Wednesday 29 Oct 2014
Established in 1936, LIFE was an iconic weekly magazine that specialized in extraordinarily vivid photojournalism. Through America's most dynamic decades – the 40s, 50s and 60s – read by over half the country, the magazine's influence on American people was unparalleled.
No other magazine in the world held the photograph in such high esteem; LIFE allowed the pictures, not the words, to do the talking.
As a result, at LIFE, the photographer was king.
In this film, the UK's leading fashion photographer, Rankin, looks at the work of LIFE's legendary photographers, including distinguished photographers Bill Eppridge, John Shearer, John Loengard, Burk Uzzle and Harry Benson, who between them have shot the biggest moments in American history from the assassination of Robert F Kennedy, the Civil Rights struggle and Vietnam to behind the scenes at the Playboy mansion and the greatest names of Hollywood.
Rankin discovers these photographers pioneered new forms of photojournalism like embedding – living with their subjects for weeks – and the Photo Essay, enabling them reveal intimate and compelling aspects of ordinary American life too; like 'The Small Town' or the life of 'The Country Doctor'. Rankin concludes that LIFE not only tells the story of America in pictures, but also taught America how to be American.
In America On A Plate, writer and broadcaster Stephen Smith re-envisions the story of 20th century American culture through its most iconic institution – the diner.
Whether Edward Hopper's Nighthawks or the infamous encounter between Pacino and de Niro in Heat, these gleaming, gawdy shacks are at the absolute heart of the American vision. Stephen embarks on a girth-busting road journey that takes him to some of America's most iconic diners. He meets the film-makers and singers who have immortalised them, and looks at the role diners have played not only in America's greatest paintings and movies, but also in the fight against racial oppression and the chain restaurants' global takeover.
For Stephen, it's because the diner is the last vestige of a vital part of the American psyche – the frontier. Like the Dodge City saloon it's a place where strangers are thrown together, where normal rules are suspended and anything can happen. And it's this crackle of potentially violent and sexual energy that have drawn so many artists to the diner, and made it not a convenient setting but an engine room of 20th century American culture.
Beneath the America we think we know lies a nation hidden from view, a nomadic nation, living on the roads, the rails and in the wild open spaces.
In its deserts, forests, mountain ranges and on the plains, a huge population of modern nomads pursues its version of the American dream, to live free from the world of careers, mortgages and the white picket fence.
When British writer Richard Grant moved to the USA more than 20 years ago it wasn't just a change of country.
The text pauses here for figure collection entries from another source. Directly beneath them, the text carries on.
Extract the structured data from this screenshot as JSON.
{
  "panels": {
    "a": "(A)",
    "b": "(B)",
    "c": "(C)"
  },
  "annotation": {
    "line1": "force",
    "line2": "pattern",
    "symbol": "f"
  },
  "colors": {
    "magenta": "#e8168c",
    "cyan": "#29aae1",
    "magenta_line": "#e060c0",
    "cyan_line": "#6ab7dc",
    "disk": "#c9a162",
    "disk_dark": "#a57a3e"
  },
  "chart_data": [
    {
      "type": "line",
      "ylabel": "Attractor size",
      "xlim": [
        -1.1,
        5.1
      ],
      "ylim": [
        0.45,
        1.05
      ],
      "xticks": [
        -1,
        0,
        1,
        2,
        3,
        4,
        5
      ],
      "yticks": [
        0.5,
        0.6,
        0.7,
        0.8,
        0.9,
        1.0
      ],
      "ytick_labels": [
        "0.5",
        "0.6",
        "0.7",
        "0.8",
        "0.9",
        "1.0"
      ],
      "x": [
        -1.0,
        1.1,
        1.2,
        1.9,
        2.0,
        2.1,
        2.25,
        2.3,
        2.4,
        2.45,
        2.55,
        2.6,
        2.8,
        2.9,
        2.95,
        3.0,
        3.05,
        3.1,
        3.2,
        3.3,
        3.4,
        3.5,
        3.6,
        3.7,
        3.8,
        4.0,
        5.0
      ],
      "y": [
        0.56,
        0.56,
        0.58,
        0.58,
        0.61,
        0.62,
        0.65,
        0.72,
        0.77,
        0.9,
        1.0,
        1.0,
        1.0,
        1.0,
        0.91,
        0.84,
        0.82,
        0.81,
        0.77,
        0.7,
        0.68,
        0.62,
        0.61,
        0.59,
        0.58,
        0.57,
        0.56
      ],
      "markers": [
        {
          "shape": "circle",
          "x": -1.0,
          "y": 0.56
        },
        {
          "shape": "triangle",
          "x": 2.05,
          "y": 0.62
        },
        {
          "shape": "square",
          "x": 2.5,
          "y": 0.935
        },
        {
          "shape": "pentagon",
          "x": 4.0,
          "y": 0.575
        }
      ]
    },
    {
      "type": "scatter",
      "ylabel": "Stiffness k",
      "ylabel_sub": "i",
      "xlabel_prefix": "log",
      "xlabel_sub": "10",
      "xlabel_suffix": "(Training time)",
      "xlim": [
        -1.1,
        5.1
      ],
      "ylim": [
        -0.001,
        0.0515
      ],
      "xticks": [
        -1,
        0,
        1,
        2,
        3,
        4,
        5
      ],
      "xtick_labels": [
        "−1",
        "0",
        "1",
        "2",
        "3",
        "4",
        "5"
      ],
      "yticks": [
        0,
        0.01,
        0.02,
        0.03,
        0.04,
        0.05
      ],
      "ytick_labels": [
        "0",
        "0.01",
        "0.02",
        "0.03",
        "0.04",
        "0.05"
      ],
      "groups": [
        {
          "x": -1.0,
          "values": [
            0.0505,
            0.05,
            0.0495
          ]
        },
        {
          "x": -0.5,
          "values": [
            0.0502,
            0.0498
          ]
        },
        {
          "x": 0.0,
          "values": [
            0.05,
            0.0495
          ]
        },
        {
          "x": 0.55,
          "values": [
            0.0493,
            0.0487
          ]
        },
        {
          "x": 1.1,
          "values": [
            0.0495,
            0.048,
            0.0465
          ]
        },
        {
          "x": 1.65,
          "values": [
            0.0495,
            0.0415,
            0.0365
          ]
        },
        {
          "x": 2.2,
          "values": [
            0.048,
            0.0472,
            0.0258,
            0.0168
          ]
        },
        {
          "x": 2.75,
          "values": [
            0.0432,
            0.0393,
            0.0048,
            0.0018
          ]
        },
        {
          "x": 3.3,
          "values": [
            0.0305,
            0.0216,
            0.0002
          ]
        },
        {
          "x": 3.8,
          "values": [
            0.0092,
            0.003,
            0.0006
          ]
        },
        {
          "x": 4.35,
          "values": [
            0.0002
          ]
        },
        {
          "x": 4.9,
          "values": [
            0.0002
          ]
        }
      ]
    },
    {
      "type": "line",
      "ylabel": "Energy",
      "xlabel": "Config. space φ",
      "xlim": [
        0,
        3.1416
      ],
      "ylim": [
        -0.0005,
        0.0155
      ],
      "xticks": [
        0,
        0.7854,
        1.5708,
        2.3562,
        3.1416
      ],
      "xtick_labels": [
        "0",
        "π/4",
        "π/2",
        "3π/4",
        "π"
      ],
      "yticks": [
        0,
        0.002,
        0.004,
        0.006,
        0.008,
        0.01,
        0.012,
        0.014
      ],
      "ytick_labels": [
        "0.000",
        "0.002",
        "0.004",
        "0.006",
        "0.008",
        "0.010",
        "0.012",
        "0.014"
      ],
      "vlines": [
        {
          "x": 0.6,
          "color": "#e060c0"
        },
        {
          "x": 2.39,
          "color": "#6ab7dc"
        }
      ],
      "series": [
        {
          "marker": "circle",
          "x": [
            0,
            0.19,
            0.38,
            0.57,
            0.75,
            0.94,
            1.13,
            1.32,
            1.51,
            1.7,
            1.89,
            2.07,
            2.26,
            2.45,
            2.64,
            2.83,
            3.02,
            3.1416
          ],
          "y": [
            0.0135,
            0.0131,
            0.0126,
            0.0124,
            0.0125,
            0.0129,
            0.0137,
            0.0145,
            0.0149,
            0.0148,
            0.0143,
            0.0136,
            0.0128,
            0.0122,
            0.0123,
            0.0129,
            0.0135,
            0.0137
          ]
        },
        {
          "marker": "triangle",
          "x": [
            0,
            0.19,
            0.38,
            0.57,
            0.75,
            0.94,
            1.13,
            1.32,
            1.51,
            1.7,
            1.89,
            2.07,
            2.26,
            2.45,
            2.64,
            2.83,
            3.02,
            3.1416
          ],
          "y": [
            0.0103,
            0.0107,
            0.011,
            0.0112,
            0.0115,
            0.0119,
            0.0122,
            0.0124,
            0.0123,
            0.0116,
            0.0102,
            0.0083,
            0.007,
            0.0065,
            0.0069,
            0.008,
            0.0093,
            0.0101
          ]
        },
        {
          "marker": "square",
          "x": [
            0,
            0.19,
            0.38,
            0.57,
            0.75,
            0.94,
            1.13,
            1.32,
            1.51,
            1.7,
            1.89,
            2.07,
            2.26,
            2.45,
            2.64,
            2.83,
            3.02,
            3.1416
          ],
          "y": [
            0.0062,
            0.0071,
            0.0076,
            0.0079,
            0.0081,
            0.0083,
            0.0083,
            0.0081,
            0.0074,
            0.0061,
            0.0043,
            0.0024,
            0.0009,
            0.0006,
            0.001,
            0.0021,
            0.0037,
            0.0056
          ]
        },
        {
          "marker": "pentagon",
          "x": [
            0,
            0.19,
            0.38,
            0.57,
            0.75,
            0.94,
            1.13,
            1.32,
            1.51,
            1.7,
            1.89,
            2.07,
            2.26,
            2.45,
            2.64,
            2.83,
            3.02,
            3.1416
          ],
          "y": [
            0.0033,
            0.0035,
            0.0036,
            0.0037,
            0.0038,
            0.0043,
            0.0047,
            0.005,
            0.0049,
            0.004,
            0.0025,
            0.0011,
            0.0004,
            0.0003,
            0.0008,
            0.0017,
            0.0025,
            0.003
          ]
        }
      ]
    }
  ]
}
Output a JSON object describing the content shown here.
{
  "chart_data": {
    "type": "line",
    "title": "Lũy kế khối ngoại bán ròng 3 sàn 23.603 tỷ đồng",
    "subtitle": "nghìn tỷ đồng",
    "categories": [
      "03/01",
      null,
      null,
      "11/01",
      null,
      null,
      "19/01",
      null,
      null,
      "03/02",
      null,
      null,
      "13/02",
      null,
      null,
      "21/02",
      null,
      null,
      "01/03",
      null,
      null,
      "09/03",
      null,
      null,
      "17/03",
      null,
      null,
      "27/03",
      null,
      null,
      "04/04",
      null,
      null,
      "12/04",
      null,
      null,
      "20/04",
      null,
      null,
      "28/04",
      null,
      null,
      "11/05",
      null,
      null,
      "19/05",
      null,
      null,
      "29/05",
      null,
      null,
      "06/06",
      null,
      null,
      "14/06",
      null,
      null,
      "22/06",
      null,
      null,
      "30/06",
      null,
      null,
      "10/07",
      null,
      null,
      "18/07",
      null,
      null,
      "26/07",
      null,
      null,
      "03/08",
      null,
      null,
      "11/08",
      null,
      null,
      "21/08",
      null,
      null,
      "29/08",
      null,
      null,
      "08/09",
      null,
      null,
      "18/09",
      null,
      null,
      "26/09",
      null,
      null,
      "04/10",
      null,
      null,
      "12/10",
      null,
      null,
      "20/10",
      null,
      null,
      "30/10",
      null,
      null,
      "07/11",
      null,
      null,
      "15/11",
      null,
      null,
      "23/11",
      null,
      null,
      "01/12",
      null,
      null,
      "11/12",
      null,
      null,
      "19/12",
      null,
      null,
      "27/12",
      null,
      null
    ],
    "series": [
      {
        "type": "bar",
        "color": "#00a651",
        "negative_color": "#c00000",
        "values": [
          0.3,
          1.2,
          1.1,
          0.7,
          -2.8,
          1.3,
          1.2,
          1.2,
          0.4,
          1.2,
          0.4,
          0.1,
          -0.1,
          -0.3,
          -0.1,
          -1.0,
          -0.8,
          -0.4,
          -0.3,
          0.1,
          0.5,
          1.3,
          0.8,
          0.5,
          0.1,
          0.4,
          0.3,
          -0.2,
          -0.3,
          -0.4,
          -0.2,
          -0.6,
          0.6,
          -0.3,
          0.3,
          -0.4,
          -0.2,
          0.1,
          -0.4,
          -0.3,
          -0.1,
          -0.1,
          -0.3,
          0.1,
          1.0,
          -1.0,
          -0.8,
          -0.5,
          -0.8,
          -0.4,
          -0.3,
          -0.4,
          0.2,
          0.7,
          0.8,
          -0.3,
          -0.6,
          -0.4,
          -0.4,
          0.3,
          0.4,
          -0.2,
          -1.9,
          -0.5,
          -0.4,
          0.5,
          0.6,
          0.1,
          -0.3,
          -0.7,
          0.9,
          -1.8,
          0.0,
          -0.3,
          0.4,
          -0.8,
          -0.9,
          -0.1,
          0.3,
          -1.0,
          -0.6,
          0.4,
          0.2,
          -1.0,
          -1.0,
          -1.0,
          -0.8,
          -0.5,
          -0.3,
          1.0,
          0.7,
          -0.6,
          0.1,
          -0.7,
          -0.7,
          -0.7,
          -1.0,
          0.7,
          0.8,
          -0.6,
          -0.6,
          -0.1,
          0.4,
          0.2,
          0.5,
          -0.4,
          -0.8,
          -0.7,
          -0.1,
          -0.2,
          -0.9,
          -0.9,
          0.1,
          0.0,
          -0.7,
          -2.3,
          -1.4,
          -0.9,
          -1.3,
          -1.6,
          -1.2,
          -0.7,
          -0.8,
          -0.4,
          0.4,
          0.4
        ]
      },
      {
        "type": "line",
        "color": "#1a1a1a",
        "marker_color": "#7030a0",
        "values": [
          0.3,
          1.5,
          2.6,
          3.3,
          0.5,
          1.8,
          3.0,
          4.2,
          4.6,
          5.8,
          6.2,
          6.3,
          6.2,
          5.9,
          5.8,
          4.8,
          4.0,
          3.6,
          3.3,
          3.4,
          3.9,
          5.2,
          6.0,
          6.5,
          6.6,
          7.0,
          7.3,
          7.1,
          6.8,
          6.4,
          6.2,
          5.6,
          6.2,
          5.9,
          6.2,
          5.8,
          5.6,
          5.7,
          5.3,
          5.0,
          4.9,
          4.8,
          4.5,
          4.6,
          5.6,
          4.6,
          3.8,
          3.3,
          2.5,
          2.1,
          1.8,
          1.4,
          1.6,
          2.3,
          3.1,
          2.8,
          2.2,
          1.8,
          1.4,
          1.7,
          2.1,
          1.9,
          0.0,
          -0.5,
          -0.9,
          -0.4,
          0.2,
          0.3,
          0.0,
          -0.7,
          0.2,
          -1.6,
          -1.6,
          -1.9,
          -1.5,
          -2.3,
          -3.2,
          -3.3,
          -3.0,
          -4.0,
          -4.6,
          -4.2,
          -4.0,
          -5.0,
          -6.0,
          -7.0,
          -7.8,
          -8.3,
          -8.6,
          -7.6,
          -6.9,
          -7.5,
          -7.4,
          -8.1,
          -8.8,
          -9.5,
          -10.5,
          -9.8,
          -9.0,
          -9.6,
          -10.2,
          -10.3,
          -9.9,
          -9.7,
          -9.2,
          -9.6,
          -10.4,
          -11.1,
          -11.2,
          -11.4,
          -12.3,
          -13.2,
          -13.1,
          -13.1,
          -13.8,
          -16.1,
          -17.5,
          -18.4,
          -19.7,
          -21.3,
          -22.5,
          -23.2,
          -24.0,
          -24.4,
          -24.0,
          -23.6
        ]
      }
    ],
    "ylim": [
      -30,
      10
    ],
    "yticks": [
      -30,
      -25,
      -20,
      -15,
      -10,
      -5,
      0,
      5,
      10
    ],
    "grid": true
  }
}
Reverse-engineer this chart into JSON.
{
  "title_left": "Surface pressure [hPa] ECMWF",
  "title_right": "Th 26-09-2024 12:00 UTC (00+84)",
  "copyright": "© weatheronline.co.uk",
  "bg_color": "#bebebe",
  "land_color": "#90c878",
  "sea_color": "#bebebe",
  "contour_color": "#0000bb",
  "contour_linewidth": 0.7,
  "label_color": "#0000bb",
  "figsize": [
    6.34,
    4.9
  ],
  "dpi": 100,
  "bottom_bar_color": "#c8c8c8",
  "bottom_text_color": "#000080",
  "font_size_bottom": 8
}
He soon found himself in a world of travellers and the culture of roadside America, existing alongside but separate from conventional society.
In American Nomads he takes to the road again, on a journey without destination. In a series of encounters and unplanned meetings, Richard Grant is guided by his own instincts and experiences – and the serendipity of the road. Travelling with loners and groups, he encounters the different 'tribes' of nomads as he journeys across the deserts of America's south-west.
Following the success of Art Of Germany, Andrew Graham-Dixon embarks on his most ambitious journey yet, an exploration of the rich, exciting and diverse art history of the United States of America.
Beginning on the beautiful coastline of Virginia, the Elizabethan gateway to the New World where John White depicted some of the first European encounters with Native Americans, through to Manhattan and the Abstract Expressionists, the first American art movement to lead the world.
Along the way he'll explore the landscape painters who captured a changing America; uncover the story of uniquely American eccentrics such as the frontiersman and artist John James Audubon who attempted to illustrate, and eat, every bird of America; take a road trip through the American West and modern day Los Angeles; and experience the birth of the skyscraper and the prophetic architecture of Louis Sullivan in Chicago.
Andrew will also discover the role America's most famous artists, including Andy Warhol, Edward Hopper and Philip Guston, have had in shaping contemporary America and meet the people who knew them best. Finally, Andrew will meet the most important artists working today, including enfant terrible Jeff Koons and the internationally acclaimed young artist Matthew Day Jackson.